COLUMBIAN WINS NOBEL PEACE PRIZE
President Barack Obama (Columbia College Class of 1983) was recently awarded the Nobel Prize for Peace. This honor brings the number of Nobel laureates counted among our faculty, former faculty or alumni to 79, including the nine Nobel laureates currently teaching at Columbia University. Here are just a few of our past Nobel Prize winners:
- Martin Chalfie, Chemistry, 2008: Chair of Columbia’s Department of Biology, Dr. Chalfie was awarded the Nobel Prize for his work in discovering and developing the green fluorescent protein. He currently supervises several undergraduates in his lab.
- Orhan Pamuk, Literature, 2006: The internationally acclaimed Turkish novelist is a fellow with Columbia University’s Committee on Global Thought and holds a joint appointment in the Department of Middle East and Asian Languages and Cultures and at the School of the Arts. He recently taught an undergraduate course in Comparative Literature.
- Edmund Phelps, Economics, 2006: The McVickar Professor of Political Economy and director of the Center on Capitalism and Society at the Earth Institute, Phelps has been teaching at Columbia since 1971. His work has deepened understanding of the relationship between short-run and long-run effects of economic policy.
- Richard Axel, Medicine, 2004: University Professor of Biochemistry and Molecular Biophysics and professor of pathology, Richard Axel is a 1967 graduate of Columbia College and was awarded the Nobel Prize for his work in mapping the genes that govern the sense of smell and for determining how the brain processes olfactory information into perception and memory, an achievement that ranks among the greatest discoveries in brain science in the last fifty years.

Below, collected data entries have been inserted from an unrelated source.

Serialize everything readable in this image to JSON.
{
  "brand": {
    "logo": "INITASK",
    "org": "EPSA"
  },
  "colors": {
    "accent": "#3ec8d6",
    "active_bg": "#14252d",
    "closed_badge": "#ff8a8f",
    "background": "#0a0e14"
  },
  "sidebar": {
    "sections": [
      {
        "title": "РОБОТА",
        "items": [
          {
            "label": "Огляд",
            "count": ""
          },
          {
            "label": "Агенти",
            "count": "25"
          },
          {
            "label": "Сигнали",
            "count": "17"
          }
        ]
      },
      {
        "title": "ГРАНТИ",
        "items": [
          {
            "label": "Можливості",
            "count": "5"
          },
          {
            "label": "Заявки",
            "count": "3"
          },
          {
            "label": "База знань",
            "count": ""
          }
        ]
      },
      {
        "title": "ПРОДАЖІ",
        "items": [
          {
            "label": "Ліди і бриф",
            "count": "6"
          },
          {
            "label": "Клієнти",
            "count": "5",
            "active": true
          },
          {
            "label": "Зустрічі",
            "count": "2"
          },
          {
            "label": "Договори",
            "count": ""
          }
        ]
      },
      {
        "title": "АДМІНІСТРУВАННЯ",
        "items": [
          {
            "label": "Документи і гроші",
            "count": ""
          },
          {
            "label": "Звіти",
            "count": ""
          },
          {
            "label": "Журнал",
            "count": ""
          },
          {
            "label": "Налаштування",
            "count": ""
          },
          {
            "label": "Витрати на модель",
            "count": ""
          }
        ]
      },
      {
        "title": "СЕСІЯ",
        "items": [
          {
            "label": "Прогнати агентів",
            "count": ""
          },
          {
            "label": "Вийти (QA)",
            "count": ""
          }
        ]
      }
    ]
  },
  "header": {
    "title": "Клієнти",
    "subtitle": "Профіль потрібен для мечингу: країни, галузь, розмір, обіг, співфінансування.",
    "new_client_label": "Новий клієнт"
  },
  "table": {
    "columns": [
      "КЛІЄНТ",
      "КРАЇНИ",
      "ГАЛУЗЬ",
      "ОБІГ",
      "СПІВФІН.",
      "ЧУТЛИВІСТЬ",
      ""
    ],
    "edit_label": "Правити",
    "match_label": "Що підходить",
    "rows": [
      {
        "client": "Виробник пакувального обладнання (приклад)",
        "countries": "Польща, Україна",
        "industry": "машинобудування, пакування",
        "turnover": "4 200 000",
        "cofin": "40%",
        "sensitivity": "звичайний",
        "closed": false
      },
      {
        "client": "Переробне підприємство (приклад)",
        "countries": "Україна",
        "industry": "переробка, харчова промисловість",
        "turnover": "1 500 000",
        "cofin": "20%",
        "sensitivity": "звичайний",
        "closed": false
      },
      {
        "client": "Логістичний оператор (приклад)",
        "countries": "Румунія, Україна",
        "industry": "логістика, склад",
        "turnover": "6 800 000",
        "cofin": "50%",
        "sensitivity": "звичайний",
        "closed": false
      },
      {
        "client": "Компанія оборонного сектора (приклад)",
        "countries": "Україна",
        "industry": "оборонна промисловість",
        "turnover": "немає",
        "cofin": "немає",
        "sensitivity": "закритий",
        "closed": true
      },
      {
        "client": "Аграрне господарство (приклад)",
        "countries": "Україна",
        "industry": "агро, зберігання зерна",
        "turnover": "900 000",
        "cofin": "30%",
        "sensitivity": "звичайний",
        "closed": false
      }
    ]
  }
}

- Horst Stormer, Physics, 1998: Professor of physics and applied physics, Stormer shared the prize for the discovery of bizarre motions of electrons in thin layers of semiconductors; his is one of the 27 Nobel Prizes won by Columbia physicists since 1931. Dr. Stormer often teaches the first-year Core Curriculum course, Frontiers of Science.
- Joseph Stiglitz, Economics, 2001: University Professor of Economics and former chief economist at the World Bank, Stiglitz has appointments at the School of International and Public Affairs (SIPA), the economics department of the Graduate School of Arts and Sciences and the Graduate School of Business. He is chair of Columbia’s Committee on Global Thought and co-founder and executive director of the Initiative for Policy Dialogue at Columbia.